Replaces the quadratic softmax(QK^T) attention with a linear approximation using Taylor-expanded feature maps. Instead of computing the full attention matrix, Based projects Q and K through a polynomial feature map phi(x) and computes attention in linear time.
Key Innovation
The Taylor feature map approximates softmax attention:
- phi(x) = [1, x, x^2/sqrt(2!), ...] for Taylor order N
- Linear attention: output = phi(Q) @ (phi(K)^T @ V) / (phi(Q) @ sum(phi(K)))

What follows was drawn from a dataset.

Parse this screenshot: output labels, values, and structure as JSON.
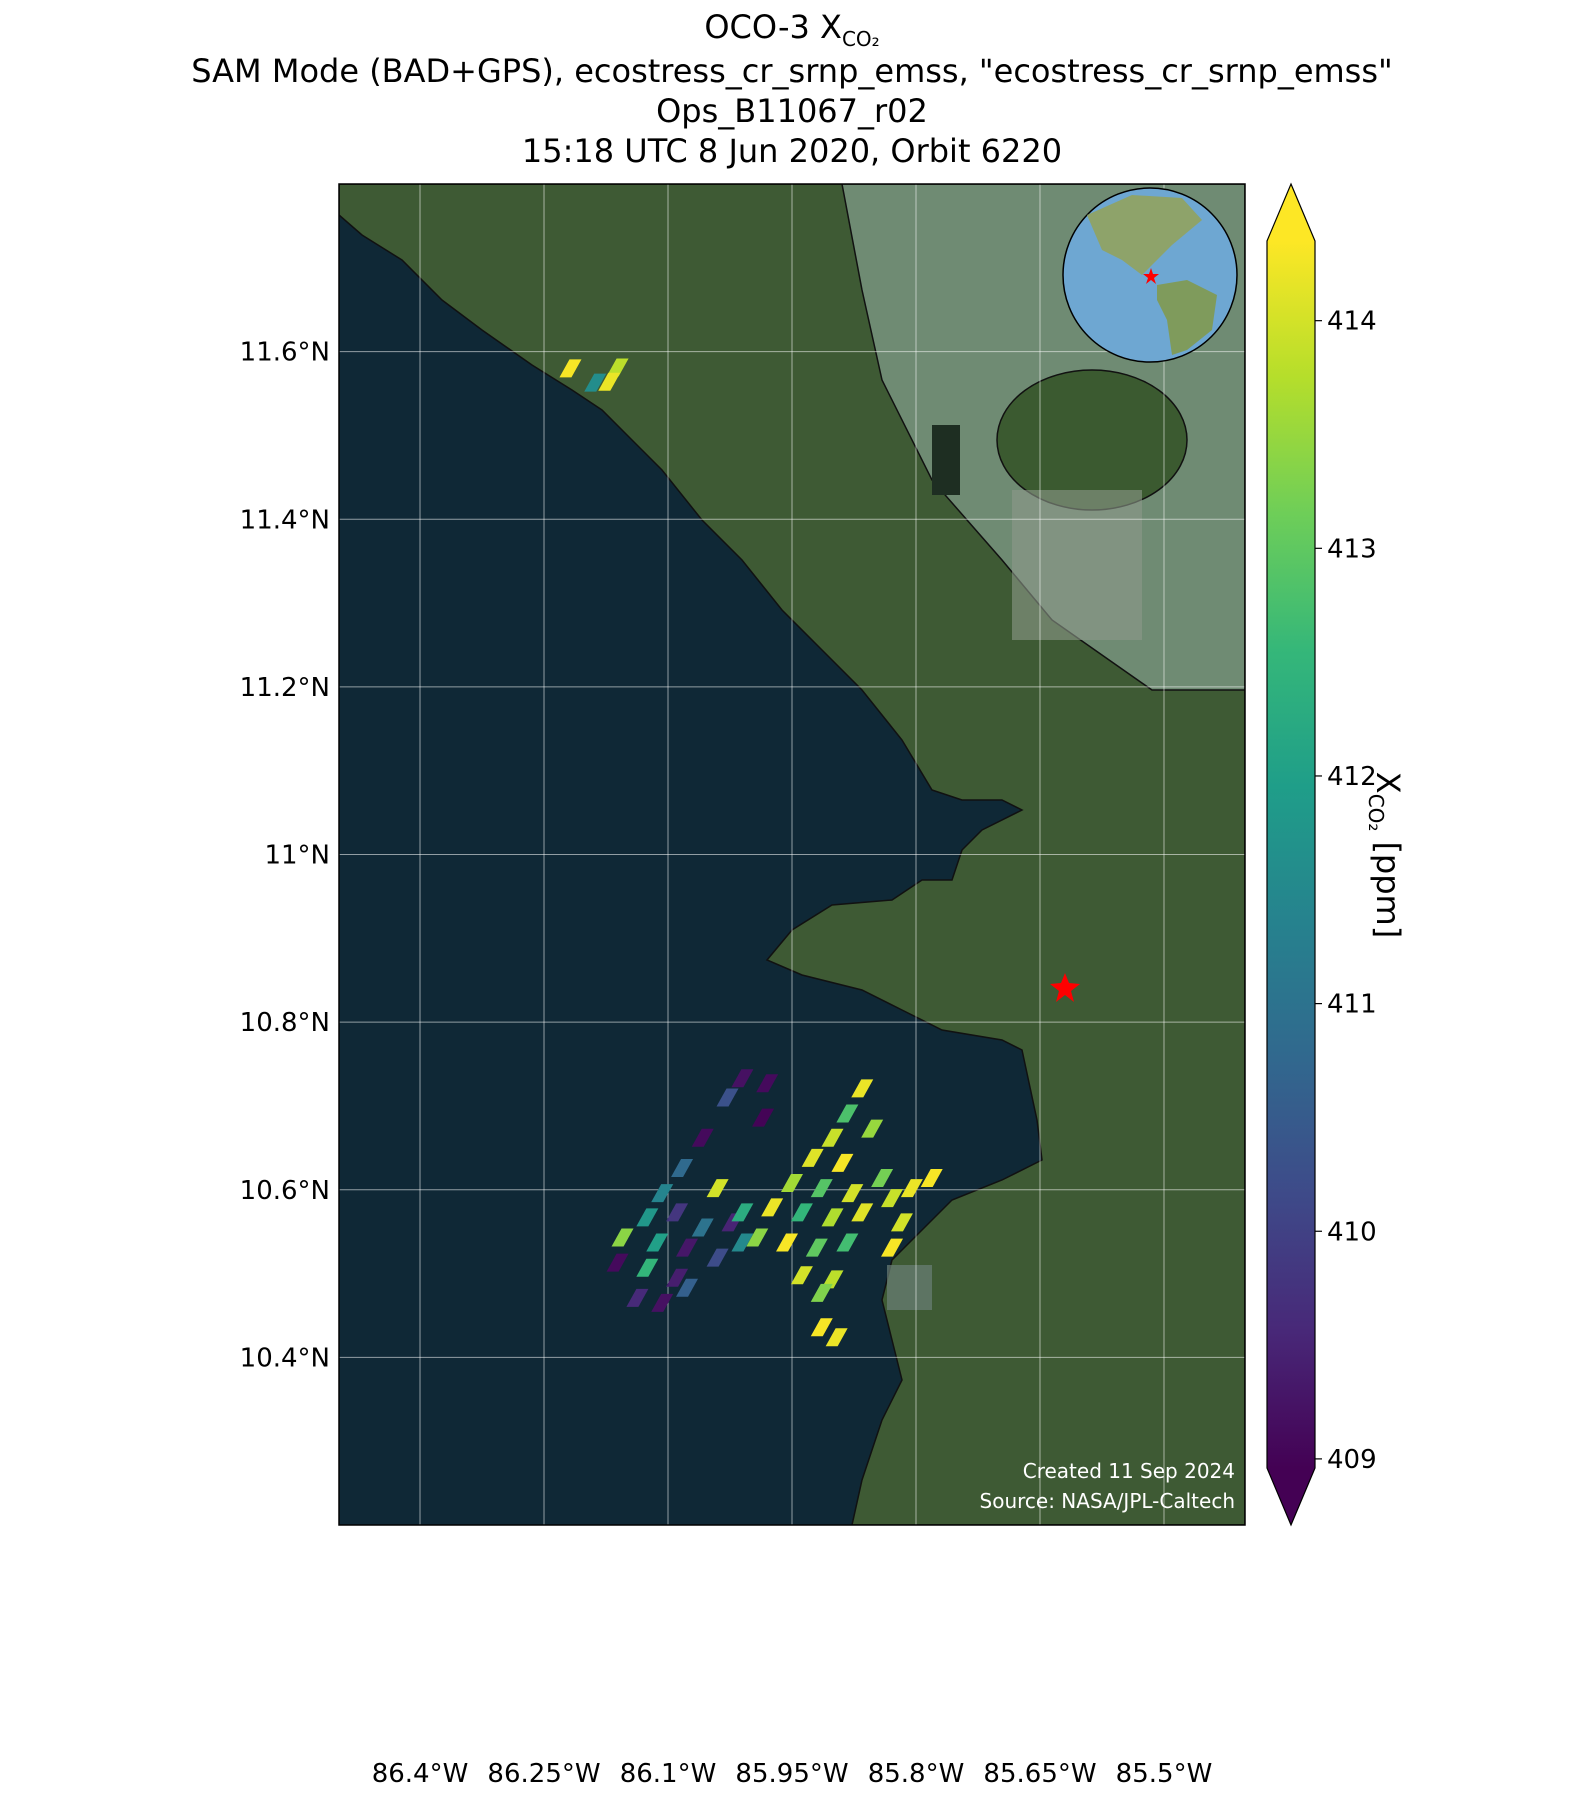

- This avoids the O(n^2) softmax(QK^T) computation
Architecture
Input [batch, seq_len, embed_dim]
|
Input projection to hidden_size
|
+--------------------------------------+
| Based Block (x num_layers) |
| |
| LayerNorm -> Based Linear Attn |
| Q, K projections + Taylor phi() |
| Linear attention via phi(Q/K) |
| -> Residual |
| LayerNorm -> FFN -> Residual |
+--------------------------------------+
|
Final LayerNorm
|
Last timestep -> [batch, hidden_size]Complexity
| Mechanism | Time | Space |
|---|---|---|
| Softmax attention | O(n^2 d) | O(n^2) |
| Based (Taylor) | O(n d^2 p) | O(d^2 p) |
Where p = Taylor order, typically 2-3.
Usage
model = Based.build(
embed_dim: 287,
hidden_size: 256,
num_heads: 4,
taylor_order: 2,
num_layers: 4
)References
- "Simple linear attention language models balance the recall-throughput tradeoff" (Arora et al., 2024)
Summary
Functions
Build a Based linear attention model.
Build the Based linear attention layer with Taylor feature map.
Get the output size of a Based model.
Types
@type build_opt() :: {:embed_dim, pos_integer()} | {:hidden_size, pos_integer()} | {:num_heads, pos_integer()} | {:taylor_order, pos_integer()} | {:num_layers, pos_integer()} | {:dropout, float()} | {:window_size, pos_integer()}
Options for build/1.
Functions
Build a Based linear attention model.
Options
:embed_dim- Size of input embedding per timestep (required):hidden_size- Internal hidden dimension (default: 256):num_heads- Number of attention heads (default: 4):taylor_order- Order of Taylor expansion for feature map (default: 2):num_layers- Number of transformer blocks (default: 4):dropout- Dropout rate (default: 0.1):window_size- Expected sequence length for JIT optimization (default: 60)
Returns
An Axon model that outputs [batch, hidden_size] from the last position.
Build the Based linear attention layer with Taylor feature map.
Projects to Q, K, V, applies Taylor feature map to Q and K, then computes linear attention.
@spec output_size(keyword()) :: pos_integer()
Get the output size of a Based model.